John Wetton, whose hair seems to have grown longer again, was on fine vocal form and also joked that he hoped the vicar of the local church where he had once been married was not present.

On 'The Smile Has Left Your Eyes', he began almost acapella with only Geoff Downes' keyboards for company before the band kicked in, and such was the heart and soul John poured in that he adopted the classic 'AOR pose' of head tilted back and fists clenched in front of his chest.

After the incomparable 'Sole Survivor', there was just time for 'Open Your Eyes' which reached a memorable musical climax as Carl's powerful drumming matched Geoff's keyboards in an ever faster duel, before Steve Howe added an equally rapid flurry of notes on top.

The encore was inevitable 'The Heat of the Moment' and at last a song that people could sing along to, although in a slightly strange arrangement where the song seemed to have finished before the crowd participation started up, and I missed Geoff not coming up front with his keytar as in the past.

It was disappointing for those who had come specifically for them to see such a short set, yet perhaps it did Asia a favour as they could still demonstrate brilliant musicianship but did not have the time to descend into the self indulgence they are liable to.

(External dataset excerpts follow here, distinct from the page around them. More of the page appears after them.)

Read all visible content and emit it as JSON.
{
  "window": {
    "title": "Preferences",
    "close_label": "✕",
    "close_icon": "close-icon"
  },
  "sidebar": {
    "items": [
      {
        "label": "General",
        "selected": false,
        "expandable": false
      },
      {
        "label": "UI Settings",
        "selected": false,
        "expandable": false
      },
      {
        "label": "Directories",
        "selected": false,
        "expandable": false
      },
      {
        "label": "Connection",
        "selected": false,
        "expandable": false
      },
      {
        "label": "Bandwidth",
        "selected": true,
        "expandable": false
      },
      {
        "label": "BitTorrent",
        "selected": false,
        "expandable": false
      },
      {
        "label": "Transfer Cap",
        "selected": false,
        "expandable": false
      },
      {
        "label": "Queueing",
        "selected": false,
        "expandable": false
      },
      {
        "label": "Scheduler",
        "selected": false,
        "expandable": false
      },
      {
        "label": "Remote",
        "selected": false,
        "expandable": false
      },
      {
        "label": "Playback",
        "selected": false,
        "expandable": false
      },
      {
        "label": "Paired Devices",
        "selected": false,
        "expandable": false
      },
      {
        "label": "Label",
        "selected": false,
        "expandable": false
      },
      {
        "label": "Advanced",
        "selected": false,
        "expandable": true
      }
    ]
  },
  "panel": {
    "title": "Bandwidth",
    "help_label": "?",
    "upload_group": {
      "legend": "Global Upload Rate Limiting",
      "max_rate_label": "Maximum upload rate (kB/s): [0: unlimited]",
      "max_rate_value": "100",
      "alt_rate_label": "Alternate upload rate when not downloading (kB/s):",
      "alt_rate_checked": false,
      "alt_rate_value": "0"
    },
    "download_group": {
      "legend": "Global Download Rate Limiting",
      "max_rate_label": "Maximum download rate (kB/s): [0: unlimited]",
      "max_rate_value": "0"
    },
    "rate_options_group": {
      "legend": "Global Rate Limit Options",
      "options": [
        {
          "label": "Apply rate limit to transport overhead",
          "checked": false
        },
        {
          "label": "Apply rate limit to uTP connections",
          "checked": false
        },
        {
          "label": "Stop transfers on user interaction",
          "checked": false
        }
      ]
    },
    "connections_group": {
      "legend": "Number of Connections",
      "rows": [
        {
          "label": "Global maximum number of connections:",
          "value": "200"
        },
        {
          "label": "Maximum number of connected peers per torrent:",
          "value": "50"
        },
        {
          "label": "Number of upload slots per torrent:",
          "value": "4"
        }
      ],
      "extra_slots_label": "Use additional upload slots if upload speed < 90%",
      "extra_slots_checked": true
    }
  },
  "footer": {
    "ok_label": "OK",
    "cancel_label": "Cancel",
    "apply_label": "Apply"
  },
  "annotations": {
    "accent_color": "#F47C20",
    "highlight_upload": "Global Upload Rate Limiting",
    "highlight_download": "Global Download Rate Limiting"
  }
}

It certainly rekindled my love for their music and left me already anticipating the winter tour.

Bob Singleton continues: My first visit to Weyfest has left a good impression. The good music far outweighed the bad and the soulless (please... not so many indie bands next time) and the festival is extremely well run and very friendly.

I understand from some of the campers that a few more loos dotted around the campsite would be nice (for some the nearest one was at the other end of the site, so a bit of trek in the middle of the night) but overall it's a perfect little festival in a perfect setting.

Most of the food stalls got reasonable to good reviews (and the permanent cafe is excellent, too) and the place never felt overcrowded yet all the stages were well attended for the main acts. Definitely one for your diaries.

Musical highlights for me were Asia (in spite of the cut-down set), Steve Hackett, Anna Phoebe, Vibracore, Mike Sanchez, 10cc, Martin Barre, The Rhythmites and let's not forget The Mini Band! The low points were all the indie bands, especially Grand Mort, who I hope never to have to listen to again.